Mit diesem Vorbringen zeigt der Beschwerdeführer keine Rechtswidrigkeit des angefochtenen Bescheides auf. Die belangte Behörde hat auf Grund des Vorbringens des Beschwerdeführers im Verwaltungsverfahren - in der Beschwerde unbekämpft - festgestellt, dass bei Entrichtung der Nachforderung zukünftige Investitionen über Subventionen der öffentlichen Hand, die ohne Schwierigkeiten zu erlangen seien, und den Dachverband Union finanziert werden müssten. Künftig würden viele Feste stattfinden, um das finanzielle Gleichgewicht wieder zu finden.

Wenn die belangte Behörde daraus geschlossen hat, dass der beschwerdeführende Verein in seiner Existenz durch die Abgabeneinhebung nicht gefährdet werde, ist darin keine Rechtswidrigkeit zu erblicken.

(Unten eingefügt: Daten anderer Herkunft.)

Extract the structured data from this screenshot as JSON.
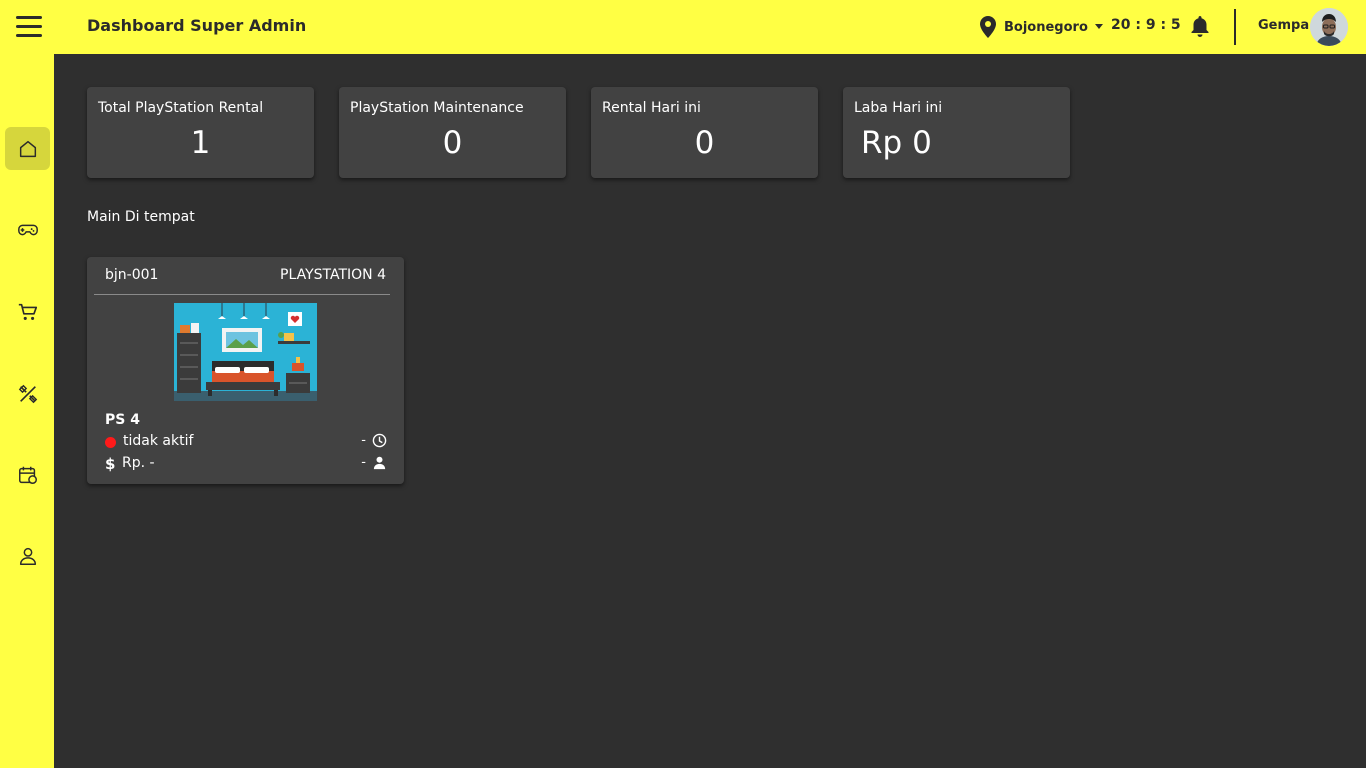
{
  "header": {
    "title": "Dashboard Super Admin",
    "location": "Bojonegoro",
    "clock": "20 : 9 : 5",
    "user_name": "Gempa",
    "accent_color": "#ffff44"
  },
  "sidebar": {
    "items": [
      {
        "icon": "home-icon",
        "active": true
      },
      {
        "icon": "gamepad-icon",
        "active": false
      },
      {
        "icon": "cart-icon",
        "active": false
      },
      {
        "icon": "tools-icon",
        "active": false
      },
      {
        "icon": "report-icon",
        "active": false
      },
      {
        "icon": "user-icon",
        "active": false
      }
    ]
  },
  "stats": [
    {
      "label": "Total PlayStation Rental",
      "value": "1"
    },
    {
      "label": "PlayStation Maintenance",
      "value": "0"
    },
    {
      "label": "Rental Hari ini",
      "value": "0"
    },
    {
      "label": "Laba Hari ini",
      "value": "Rp 0"
    }
  ],
  "section": {
    "title": "Main Di tempat"
  },
  "consoles": [
    {
      "code": "bjn-001",
      "type": "PLAYSTATION 4",
      "name": "PS 4",
      "status": "tidak aktif",
      "status_color": "#ff1a1a",
      "time": "-",
      "price": "Rp. -",
      "user": "-"
    }
  ]
}
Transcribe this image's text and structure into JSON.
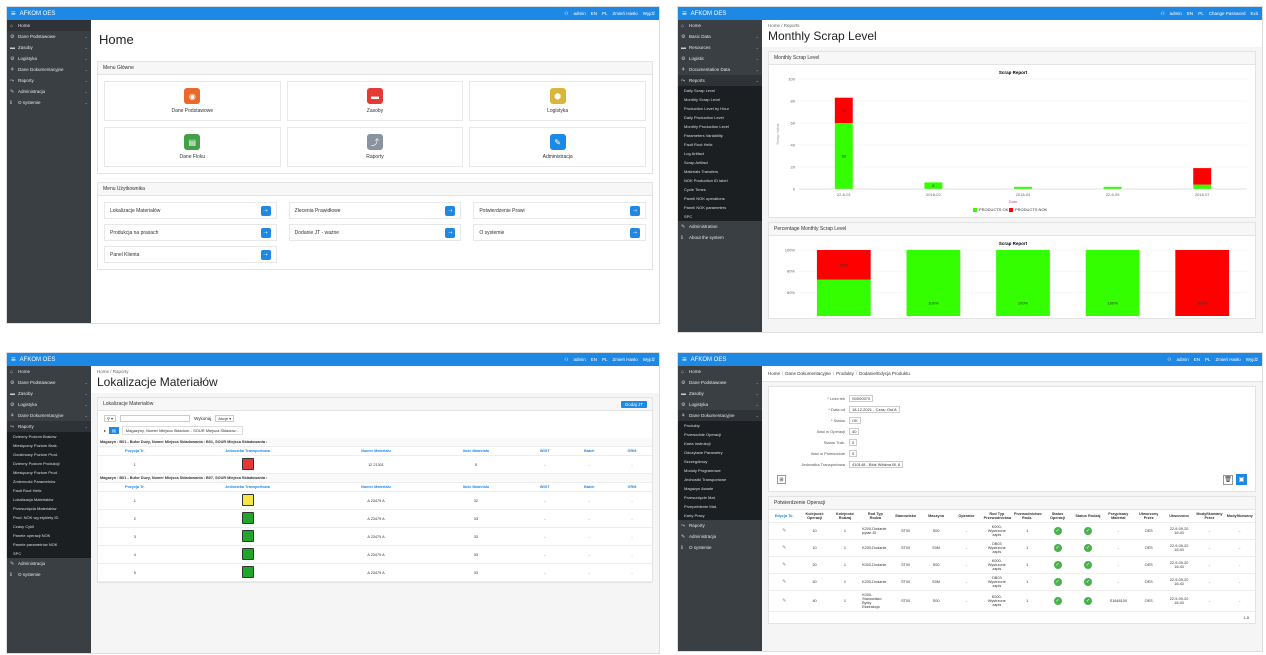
{
  "app": {
    "brand": "AFKOM OES",
    "admin": "admin",
    "lang_en": "EN",
    "lang_pl": "PL",
    "change_pass_pl": "Zmień Hasło",
    "logout_pl": "Wyjdź",
    "change_pass_en": "Change Password",
    "logout_en": "Exit"
  },
  "p1": {
    "nav": [
      {
        "label": "Home",
        "icon": "⌂"
      },
      {
        "label": "Dane Podstawowe",
        "icon": "⚙"
      },
      {
        "label": "Zasoby",
        "icon": "▬"
      },
      {
        "label": "Logistyka",
        "icon": "⚙"
      },
      {
        "label": "Dane Dokumentacyjne",
        "icon": "⚘"
      },
      {
        "label": "Raporty",
        "icon": "⤳"
      },
      {
        "label": "Administracja",
        "icon": "✎"
      },
      {
        "label": "O systemie",
        "icon": "ℹ"
      }
    ],
    "title": "Home",
    "main_menu": "Menu Główne",
    "tiles": [
      {
        "label": "Dane Podstawowe",
        "color": "#e8692a",
        "glyph": "◉"
      },
      {
        "label": "Zasoby",
        "color": "#e53935",
        "glyph": "▬"
      },
      {
        "label": "Logistyka",
        "color": "#d9b63a",
        "glyph": "⬢"
      },
      {
        "label": "Dane Floku",
        "color": "#43a047",
        "glyph": "▤"
      },
      {
        "label": "Raporty",
        "color": "#8a949e",
        "glyph": "⤴"
      },
      {
        "label": "Administracja",
        "color": "#1e88e5",
        "glyph": "✎"
      }
    ],
    "user_menu": "Menu Użytkownika",
    "links": [
      "Lokalizacje Materiałów",
      "Zlecenia Prawidłowe",
      "Potwierdzenie Prawi",
      "Produkcja na prasach",
      "Dodanie JT  - ważne",
      "O systemie",
      "Panel Klienta"
    ]
  },
  "p2": {
    "nav": [
      {
        "label": "Home",
        "icon": "⌂"
      },
      {
        "label": "Basic Data",
        "icon": "⚙"
      },
      {
        "label": "Resources",
        "icon": "▬"
      },
      {
        "label": "Logistic",
        "icon": "⚙"
      },
      {
        "label": "Documentation Data",
        "icon": "⚘"
      },
      {
        "label": "Reports",
        "icon": "⤳"
      }
    ],
    "sub": [
      "Daily Scrap Level",
      "Monthly Scrap Level",
      "Production Level by Hour",
      "Daily Production Level",
      "Monthly Production Level",
      "Parameters Variability",
      "Fault Root Helix",
      "Log Artifact",
      "Scrap Artifact",
      "Materials Transfers",
      "NOK Production ID label",
      "Cycle Times",
      "Paneli NOK operations",
      "Paneli NOK parameters",
      "SPC"
    ],
    "nav_bottom": [
      {
        "label": "Administration",
        "icon": "✎"
      },
      {
        "label": "About the system",
        "icon": "ℹ"
      }
    ],
    "crumb_home": "Home",
    "crumb_reports": "Reports",
    "title": "Monthly Scrap Level",
    "region1": "Monthly Scrap Level",
    "region2": "Percentage Monthly Scrap Level",
    "chart_title": "Scrap Report",
    "legend_ok": "PRODUCTS OK",
    "legend_nok": "PRODUCTS NOK",
    "xlabel": "Date",
    "ylabel": "Scrap Value"
  },
  "chart_data": [
    {
      "type": "bar",
      "title": "Scrap Report",
      "xlabel": "Date",
      "ylabel": "Scrap Value",
      "categories": [
        "22-6-01",
        "2018-02",
        "2018-04",
        "22-6-05",
        "2018-07"
      ],
      "ylim": [
        0,
        100
      ],
      "yticks": [
        0,
        20,
        40,
        60,
        80,
        100
      ],
      "series": [
        {
          "name": "PRODUCTS OK",
          "values": [
            60,
            6,
            2,
            2,
            4
          ],
          "color": "#33ff00",
          "labels": [
            "60",
            "6",
            "",
            "",
            ""
          ]
        },
        {
          "name": "PRODUCTS NOK",
          "values": [
            23,
            0,
            0,
            0,
            15
          ],
          "color": "#ff0000",
          "labels": [
            "23",
            "",
            "",
            "",
            ""
          ]
        }
      ],
      "stacked": true,
      "legend": "bottom"
    },
    {
      "type": "bar",
      "title": "Scrap Report",
      "categories": [
        "22-6-01",
        "2018-02",
        "2018-04",
        "22-6-05",
        "2018-07"
      ],
      "ylim": [
        0,
        100
      ],
      "yticks": [
        "100%",
        "80%",
        "60%"
      ],
      "series": [
        {
          "name": "PRODUCTS OK",
          "values": [
            72,
            100,
            100,
            100,
            0
          ],
          "color": "#33ff00",
          "labels": [
            "72%",
            "100%",
            "100%",
            "100%",
            ""
          ]
        },
        {
          "name": "PRODUCTS NOK",
          "values": [
            28,
            0,
            0,
            0,
            100
          ],
          "color": "#ff0000",
          "labels": [
            "28%",
            "",
            "",
            "",
            "100%"
          ]
        }
      ],
      "stacked": true
    }
  ],
  "p3": {
    "nav": [
      {
        "label": "Home",
        "icon": "⌂"
      },
      {
        "label": "Dane Podstawowe",
        "icon": "⚙"
      },
      {
        "label": "Zasoby",
        "icon": "▬"
      },
      {
        "label": "Logistyka",
        "icon": "⚙"
      },
      {
        "label": "Dane Dokumentacyjne",
        "icon": "⚘"
      },
      {
        "label": "Raporty",
        "icon": "⤳"
      }
    ],
    "sub": [
      "Dzienny Poziom Braków",
      "Miesięczny Poziom Brak.",
      "Godzinowy Poziom Prod.",
      "Dzienny Poziom Produkcji",
      "Miesięczny Poziom Prod.",
      "Zmienność Parametrów",
      "Fault Root Helix",
      "Lokalizacja Materiałów",
      "Przesunięcia Materiałów",
      "Prod. NOK wg etykiety ID",
      "Czasy Cykli",
      "Panele operacji NOK",
      "Panele parametrów NOK",
      "SPC"
    ],
    "nav_bottom": [
      {
        "label": "Administracja",
        "icon": "✎"
      },
      {
        "label": "O systemie",
        "icon": "ℹ"
      }
    ],
    "crumb_home": "Home",
    "crumb_reports": "Raporty",
    "title": "Lokalizacje Materiałów",
    "region": "Lokalizacje Materiałów",
    "add_btn": "Dodaj JT",
    "search_btn": "Wykonaj",
    "actions": "Akcje ▾",
    "filter": "Magazyny, Numer Miejsca Składow... SOUR Miejsca Składow...",
    "headers": [
      "Pozycja Tr.",
      "Jednostka Transportowa",
      "Numer Materiału",
      "Ilość Materiału",
      "WIGT",
      "Batch",
      "GRM"
    ],
    "group1": "Magazyn : B01 - Bufor Duży, Numer Miejsca Składowania : B01, SOUR Miejsca Składowania :",
    "group2": "Magazyn : B01 - Bufor Duży, Numer Miejsca Składowania : B07, SOUR Miejsca Składowania :",
    "rows1": [
      {
        "pos": "1",
        "color": "#e53935",
        "mat": "12 21301",
        "qty": "5",
        "w": "-",
        "b": "-",
        "g": "-"
      }
    ],
    "rows2": [
      {
        "pos": "1",
        "color": "#f5e642",
        "mat": "A 23479 A",
        "qty": "32",
        "w": "-",
        "b": "-",
        "g": "-"
      },
      {
        "pos": "2",
        "color": "#1fa827",
        "mat": "A 23479 A",
        "qty": "33",
        "w": "-",
        "b": "-",
        "g": "-"
      },
      {
        "pos": "3",
        "color": "#1fa827",
        "mat": "A 23479 A",
        "qty": "33",
        "w": "-",
        "b": "-",
        "g": "-"
      },
      {
        "pos": "4",
        "color": "#1fa827",
        "mat": "A 23479 A",
        "qty": "33",
        "w": "-",
        "b": "-",
        "g": "-"
      },
      {
        "pos": "5",
        "color": "#1fa827",
        "mat": "A 23479 A",
        "qty": "33",
        "w": "-",
        "b": "-",
        "g": "-"
      }
    ]
  },
  "p4": {
    "nav": [
      {
        "label": "Home",
        "icon": "⌂"
      },
      {
        "label": "Dane Podstawowe",
        "icon": "⚙"
      },
      {
        "label": "Zasoby",
        "icon": "▬"
      },
      {
        "label": "Logistyka",
        "icon": "⚙"
      },
      {
        "label": "Dane Dokumentacyjne",
        "icon": "⚘"
      }
    ],
    "sub": [
      "Produkty",
      "Przewodnie Operacji",
      "Karta Instrukcji",
      "Odczytane Parametry",
      "Szczegółowy",
      "Moduły Programowe",
      "Jednostki Transportowe",
      "Magazyn Awarie",
      "Przesunięcie Mat.",
      "Przepełnienie Mat.",
      "Karty Pracy"
    ],
    "nav_bottom": [
      {
        "label": "Raporty",
        "icon": "⤳"
      },
      {
        "label": "Administracja",
        "icon": "✎"
      },
      {
        "label": "O systemie",
        "icon": "ℹ"
      }
    ],
    "crumbs": [
      "Home",
      "Dane Dokumentacyjne",
      "Produkty",
      "Dodanie/Edycja Produktu"
    ],
    "form": [
      {
        "label": "* Linia tek",
        "value": "S0000070"
      },
      {
        "label": "* Data od",
        "value": "18.12.2021 - Czas: Ost A"
      },
      {
        "label": "* Status",
        "value": "OK"
      },
      {
        "label": "Ilość w Operacji",
        "value": "40"
      },
      {
        "label": "Status Trak.",
        "value": "0"
      },
      {
        "label": "Ilość w Przewodnie",
        "value": "0"
      },
      {
        "label": "Jednostka Transportowa",
        "value": "410148 - Blok Włókna Bl. 6"
      }
    ],
    "region": "Potwierdzenie Operacji",
    "headers": [
      "Edycja To.",
      "Kolejność Operacji",
      "Kolejność Rodzaj",
      "Rod Typ Rodza",
      "Stanowisko",
      "Maszyna",
      "Operator",
      "Rod Typ Przewodnictwa",
      "Przewodnictwo Rodz.",
      "Status Operacji",
      "Status Rodzaj",
      "Przypisany Materiał",
      "Utworzony Przez",
      "Utworzono",
      "Modyfikowany Przez",
      "Modyfikowany"
    ],
    "rows": [
      {
        "n": "10",
        "k": "1",
        "t": "K200-Dodanie pytań ID",
        "s": "ST00",
        "m": "S00",
        "o": "-",
        "p": "K000-Wystrzone zapis",
        "r": "1",
        "mat": "-",
        "u": "OES",
        "d": "22-9-09-20 16:43",
        "mu": "-",
        "md": "-"
      },
      {
        "n": "10",
        "k": "1",
        "t": "K200-Dodanie",
        "s": "ST00",
        "m": "S0M",
        "o": "-",
        "p": "DB03 Wystrzone zapis",
        "r": "1",
        "mat": "-",
        "u": "OES",
        "d": "22-9-09-20 16:43",
        "mu": "-",
        "md": "-"
      },
      {
        "n": "20",
        "k": "1",
        "t": "K000-Dodanie",
        "s": "ST00",
        "m": "S00",
        "o": "-",
        "p": "K000-Wystrzone zapis",
        "r": "1",
        "mat": "-",
        "u": "OES",
        "d": "22-9-09-20 16:43",
        "mu": "-",
        "md": "-"
      },
      {
        "n": "40",
        "k": "1",
        "t": "K200-Dodanie",
        "s": "ST00",
        "m": "S0M",
        "o": "-",
        "p": "DB03 Wystrzone zapis",
        "r": "1",
        "mat": "-",
        "u": "OES",
        "d": "22-9-09-20 16:43",
        "mu": "-",
        "md": "-"
      },
      {
        "n": "40",
        "k": "1",
        "t": "K000-Stanowisko Bytky Ekstrakcja",
        "s": "ST00",
        "m": "S00",
        "o": "-",
        "p": "K000-Wystrzone zapis",
        "r": "1",
        "mat": "S1648100",
        "u": "OES",
        "d": "22-9-09-20 16:43",
        "mu": "-",
        "md": "-"
      }
    ],
    "pager": "1-5"
  }
}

Die Voraussetzungen einer persönlich bedingten Unbilligkeit im oben dargelegten Sinn konnte die belangte Behörde somit zutreffend verneinen.

Der Beschwerde gelingt es nicht, eine Rechtswidrigkeit des angefochtenen Bescheides aufzuzeigen; sie war daher gemäß § 42 Abs. 1 VwGG als unbegründet abzuweisen.

Die Kostenentscheidung gründet sich auf die §§ 47 ff VwGG i. V.m. der Verordnung BGBl. II Nr. 333/2003.